L'Aisne nouvelle
15 octobre 2010
-interview avant concerts piano-solo à Saint-Quentin et Amiens-

Musique
William Sheller : "Une veillée à l'ancienne"
(par Eric Baillon)



William Sheller sera en concert « Piano solo » le 20 octobre à Saint-Quentin, puis à Amiens le jour suivant.


Pianiste accompli, c'est seul face à cet instrument que William Sheller a souvent su imposer ses mélodies dans leur plus grande nudité, et ses mots dans leur plus évidente simplicité. En musicien et chanteur libre, il répond à nos questions.

- « Durant votre carrière, les projets se sont suivis sans se ressembler, entre musique symphonique et rock… Comment arrivez-vous encore aujourd'hui à être aussi inspiré ? »
- « Ce qui vient me chanter dans la tête ne se soucie pas de savoir dans quelle niche musicale cela peut être rangé. Moi non plus. Si cela me plaît, je le mets en forme et cela devient ce que cela devait devenir, un quatuor à cordes ou une chanson. Ou encore quelque chose d'hybride, parfois comme une musique de film où j'y insère un personnage que j'interprète en chantant son histoire. Je n'ai pas vraiment de secret. Avoir le sens de la mélodie est quelque chose d'inné. On peut faire de très belles chansons sans savoir une note de musique. Cela ne s'explique pas, ni peut se transmettre. »

- « Ce qui est remarquable, c'est que vous avez toujours travaillé en conformité avec vos envies, sur des projets parfois métissés, parfois plus conceptuels, comme le dernier en date Avatars. Est-ce difficile d'évoluer musicalement, sans tenir compte des effets de mode, du "music business" ? »
- « Je travaille en musicien, et comme je le sens tout simplement. Faire "carrière" ou défendre un créneau en me cantonnant à un genre m'ennuierait beaucoup. Je vis de belles aventures humaines en collaborant avec des musiciens d'horizons différents. Avec Avatars, j'ai joué avec la musique en lui donnant des parfums classiques ou des sixties tout en y insérant des personnages surréalistes. J'y travaille sérieusement et beaucoup, mais je ne me prends pas au sérieux du tout. Vous savez, je suis compositeur de musique, et le vedettariat avec ses promos, ses photos, ses clips, cette nécessité de chercher encore et toujours à faire parler de soi fait perdre un temps précieux pour écrire. La mode passe, la musique reste. »

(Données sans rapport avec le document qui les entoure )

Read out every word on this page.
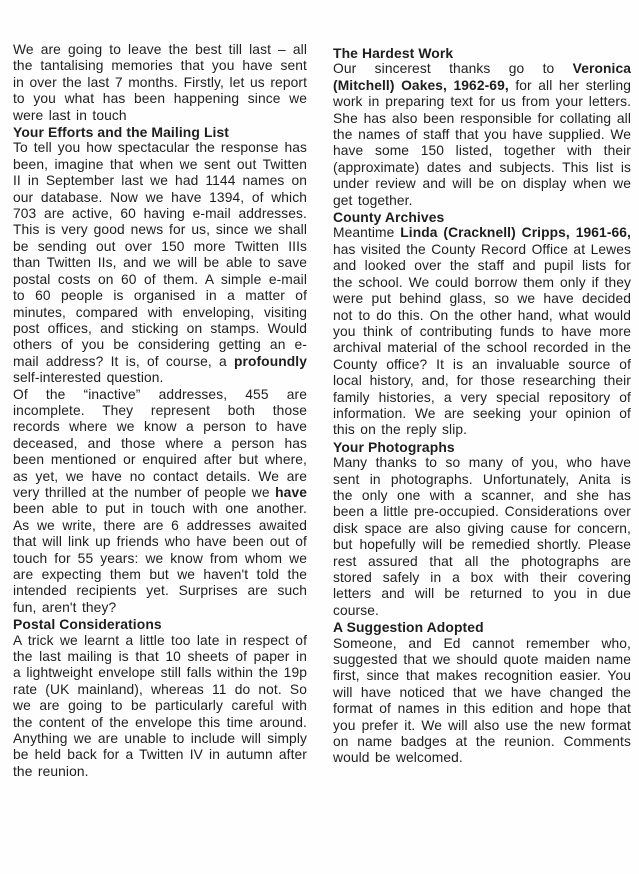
We are going to leave the best till last – all the tantalising memories that you have sent in over the last 7 months. Firstly, let us report to you what has been happening since we were last in touch

Your Efforts and the Mailing List

To tell you how spectacular the response has been, imagine that when we sent out Twitten II in September last we had 1144 names on our database. Now we have 1394, of which 703 are active, 60 having e-mail addresses. This is very good news for us, since we shall be sending out over 150 more Twitten IIIs than Twitten IIs, and we will be able to save postal costs on 60 of them. A simple e-mail to 60 people is organised in a matter of minutes, compared with enveloping, visiting post offices, and sticking on stamps. Would others of you be considering getting an e-mail address? It is, of course, a profoundly self-interested question.

Of the “inactive” addresses, 455 are incomplete. They represent both those records where we know a person to have deceased, and those where a person has been mentioned or enquired after but where, as yet, we have no contact details. We are very thrilled at the number of people we have been able to put in touch with one another. As we write, there are 6 addresses awaited that will link up friends who have been out of touch for 55 years: we know from whom we are expecting them but we haven't told the intended recipients yet. Surprises are such fun, aren't they?

Postal Considerations

A trick we learnt a little too late in respect of the last mailing is that 10 sheets of paper in a lightweight envelope still falls within the 19p rate (UK mainland), whereas 11 do not. So we are going to be particularly careful with the content of the envelope this time around. Anything we are unable to include will simply be held back for a Twitten IV in autumn after the reunion.

The Hardest Work

Our sincerest thanks go to Veronica (Mitchell) Oakes, 1962-69, for all her sterling work in preparing text for us from your letters. She has also been responsible for collating all the names of staff that you have supplied. We have some 150 listed, together with their (approximate) dates and subjects. This list is under review and will be on display when we get together.

County Archives

Meantime Linda (Cracknell) Cripps, 1961-66, has visited the County Record Office at Lewes and looked over the staff and pupil lists for the school. We could borrow them only if they were put behind glass, so we have decided not to do this. On the other hand, what would you think of contributing funds to have more archival material of the school recorded in the County office? It is an invaluable source of local history, and, for those researching their family histories, a very special repository of information. We are seeking your opinion of this on the reply slip.

Your Photographs

Many thanks to so many of you, who have sent in photographs. Unfortunately, Anita is the only one with a scanner, and she has been a little pre-occupied. Considerations over disk space are also giving cause for concern, but hopefully will be remedied shortly. Please rest assured that all the photographs are stored safely in a box with their covering letters and will be returned to you in due course.

A Suggestion Adopted

Someone, and Ed cannot remember who, suggested that we should quote maiden name first, since that makes recognition easier. You will have noticed that we have changed the format of names in this edition and hope that you prefer it. We will also use the new format on name badges at the reunion. Comments would be welcomed.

- « Comment vous est venue cette passion à la fois pour la musique classique et la chanson plus populaire ? »
 « Comme souvent par les parents. Beaucoup de jazz par mon père, et beaucoup de classique par mes grands-parents qui travaillaient au Théâtre des Champs-Élysées à Paris. Musique classique mais aussi flamenco, ballets africains, opéras, musique asiatique etc. J'ai été nourri par tout ça à la base et par le rock aussi plus tard. »

- « Pourquoi n'avoir jamais vraiment fait un choix entre tous ces genres ? »
- « Je n'ai pas fait de choix parce que je n'en sentais pas le besoin, il n'y a pas de réponse plus bête que ça, je vous l'accorde, mais je n'ai jamais eu l'occasion de le regretter depuis 36 ans. »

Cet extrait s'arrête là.